Skilled MSP experts are trained to identify attacks and mitigate threats before any impact is made.
08: Log Management and Compliance
(Secure Log Storage, ISO 27001).
Different businesses have different compliance rules.
Banking has a whole regularity system and different compliance requirements that are very different to say security requirements within healthcare. But whatever your compliance requirements are, controlling the users, the logs and the security is crucial to meet compliance requirements, because they are ordered accordingly.
Compliance with ISO/IEC 27001, as part of MDR, is an easy and efficient way to conform with regulations regarding data protection, information security & cyber security. Particularly with concerns to handling financial, personal, and client-sensitive information.
And having the ability to look at some logs from a year ago, with the intelligence that you have today, is not only unbeatable, but necessary.
The first thing to note is that the incident management process should not be focused on firing alerts at customers.
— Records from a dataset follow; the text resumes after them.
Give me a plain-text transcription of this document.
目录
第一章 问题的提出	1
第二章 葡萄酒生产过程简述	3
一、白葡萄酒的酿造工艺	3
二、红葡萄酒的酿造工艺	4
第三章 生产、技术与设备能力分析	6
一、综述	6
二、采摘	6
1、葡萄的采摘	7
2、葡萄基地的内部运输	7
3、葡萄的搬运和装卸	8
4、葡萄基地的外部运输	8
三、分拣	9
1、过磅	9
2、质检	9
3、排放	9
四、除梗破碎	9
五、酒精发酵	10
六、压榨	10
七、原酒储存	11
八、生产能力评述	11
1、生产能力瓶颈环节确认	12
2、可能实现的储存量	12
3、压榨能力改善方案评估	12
Such a system hinders, rather than helps. The important thing is to prioritise and action the most crucial elements first. No security company wants to be an ambulance service.
Whereas if you identify risks, and see where there is a rogue connection that needs to be hardened on say, a firewall, or if there is a large number of authentication failures that should not be there, then you can present these issues, via visualisations, back to the business to action.
The key thing here is to operationalise security and prioritise tasks. The ability to detect the one hundred tasks in front of you, and then be able to categorise these tasks so you know which three are your top priority for the day, is what the MDR service provides.
Regardless of how good your internal team may be, the experts within security operation centres are the ones with their eyes on the glass, who can rank issues, order and separate the major events from the minor concerns. By dealing with issues that are a high priority first, you deal with the challenges that have the biggest impact on closing out security loopholes and protecting your organisation.